Methods of Monitoring Fetal Heart Rate

Jul 23, 2021 Leave a message

Methods of Monitoring Fetal Heart Rate

There are currently three types: stethoscope, fetal heart rate device, and fetal language device.

(1) Stethoscopes are very common and cheap, but they are used to find the position of the fetal heart, which requires relatively high technical requirements and has a low voice, which is difficult for ordinary people to hear.

(2) The fetal heart rate monitor and the fetal speech monitor both use Doppler auscultation technology. The fetal heart rate monitor can be used to listen to the fetal heart rate, and some can display the fetal heart rate through LED or LCD screen.

(3) Fetal speech monitor is a smart device that can basically meet the standards for monitoring fetal heart rate at home. It can be used to listen to and record fetal sounds, count heart rate and fetal movement, draw monitoring curves, and allow doctors to remotely listen to fetal heart rates, etc.; it needs to be connected to a mobile phone application , Suitable for pregnant women with Apple and Android phones.

 

How to look at the fetal heart rate monitoring chart?

1. The scoring standard of fetal heart rate monitoring

(1) Baseline fetal heart rate (bpm): 180 beats/minute 0 minutes; 100-119 beats/minute or 161-180 beats/minute 1 minute; 120-160 beats/minute 2 minutes.

(2) Fetal heart rate variability (bpm): <5 0="" 5="" 10="" 1="">10 is 2 points.

(3) Fetal heart rate growth rate (bpm): <5 0="" 5="" 10="" 1="">10 is 2 points.

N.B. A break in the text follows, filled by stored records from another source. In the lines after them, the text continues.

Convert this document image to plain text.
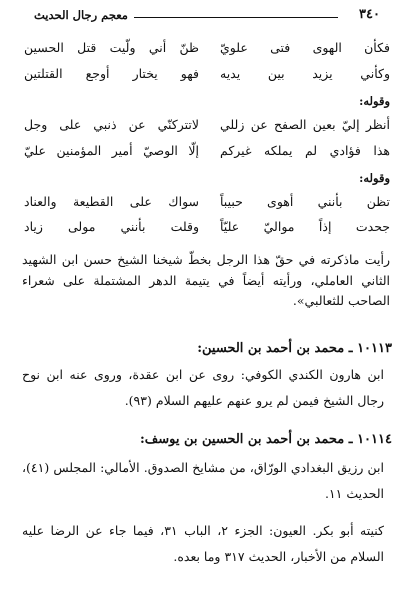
٣٤٠
معجم رجال الحديث
فكأن الهوى فتى علويّ
ظنّ أني ولّيت قتل الحسين
وكأني يزيد بين يديه
فهو يختار أوجع القتلتين
وقوله:
أنظر إليّ بعين الصفح عن زللي
لاتتركنّي عن ذنبي على وجل
هذا فؤادي لم يملكه غيركم
إلّا الوصيّ أمير المؤمنين عليّ
وقوله:
تظن بأنني أهوى حبيباً
سواك على القطيعة والعناد
جحدت إذاً مواليّ عليّاً
وقلت بأنني مولى زياد
رأيت ماذكرته في حقّ هذا الرجل بخطّ شيخنا الشيخ حسن ابن الشهيد الثاني العاملي، ورأيته أيضاً في يتيمة الدهر المشتملة على شعراء الصاحب للثعالبي».
١٠١١٣ ـ محمد بن أحمد بن الحسين:
ابن هارون الكندي الكوفي: روى عن ابن عقدة، وروى عنه ابن نوح رجال الشيخ فيمن لم يرو عنهم عليهم السلام (٩٣).
١٠١١٤ ـ محمد بن أحمد بن الحسين بن يوسف:
ابن رزيق البغدادي الورّاق، من مشايخ الصدوق. الأمالي: المجلس (٤١)، الحديث ١١.
كنيته أبو بكر. العيون: الجزء ٢، الباب ٣١، فيما جاء عن الرضا عليه السلام من الأخبار، الحديث ٣١٧ وما بعده.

(4) Fetal heart rate deceleration: 0 points for repeated late deceleration or repeated variant deceleration; 1 point for variant deceleration; 4 points for no or early deceleration.

 

After the fetal heart rate monitoring, a fetal heart rate monitoring sheet will be given. The doctor will score the fetal heart rate monitoring and add up the scores of the above four items. If ≤4 points, it means the fetus is hypoxic, 5-7 points are suspicious, and further action is required. Monitoring; 8-10 points means that the monitoring response is good.

 

2. Contractions

 

According to the frequency of contractions, they can be divided into: normal (observed for at least 30 minutes, an average of ≤5 times every 10 minutes), overly strong (observed for at least 30 minutes, an average of >5 times every 10 minutes). The uterine contraction curve represents the intrauterine pressure, which increases when the uterus contracts, and then stays around 20mmHg. The observation of the contraction curve plays a very important role in judging the deceleration (referring to the slowing down of the fetal heart rate when the contraction occurs). Fetal heart rate deceleration is divided into multiple occurrences (deceleration within 20 minutes accompanied by at least half of the contractions), and intermittent occurrence (deceleration within 20 minutes accompanied by less than half of the contractions). According to the relationship between fetal heart rate and contractions, it can be divided into three categories: early deceleration, variant deceleration, and late deceleration.

 

3. Baseline Fetal Heart Rate

 

The normal range of the baseline fetal heart rate: my country stipulates that it is 120-160 beats/min. Fetal heart rate <120 beats/minute or> 160 beats/minute for more than 10 minutes is called fetal heart rate bradycardia or fetal heart rate tachycardia. Fetal bradycardia can be seen in prolonged pregnancy, transverse occipital position, fetal congenital heart disease, or myocardial conduction defect. It can also be seen in pregnant women with hypothermia, hypoglycemia, hypothyroidism, and β-blockers. It often does not happen suddenly and generally does not require emergency intervention. Fetal tachycardia is often related to pregnant women with fever, infection, fetal anemia or hypoxia, hyperthyroidism, fetal tachyarrhythmia, or due to the use of sympathetic nerve agonists or parasympathetic nerve blockers.

 

Fetal heart rate monitoring normal value

 

There are two lines on the fetal heart rate monitoring chart, the upper one is the basic fetal heart rate line, which is generally expressed as a straight line of waveform. When the fetal movement occurs, the heart rate will rise, showing an upward protruding curve, and will slowly decrease after the fetal movement ends. The lower line represents the intrauterine pressure, which increases only during contractions, and then remains at about 2.66kPa (20mmHg).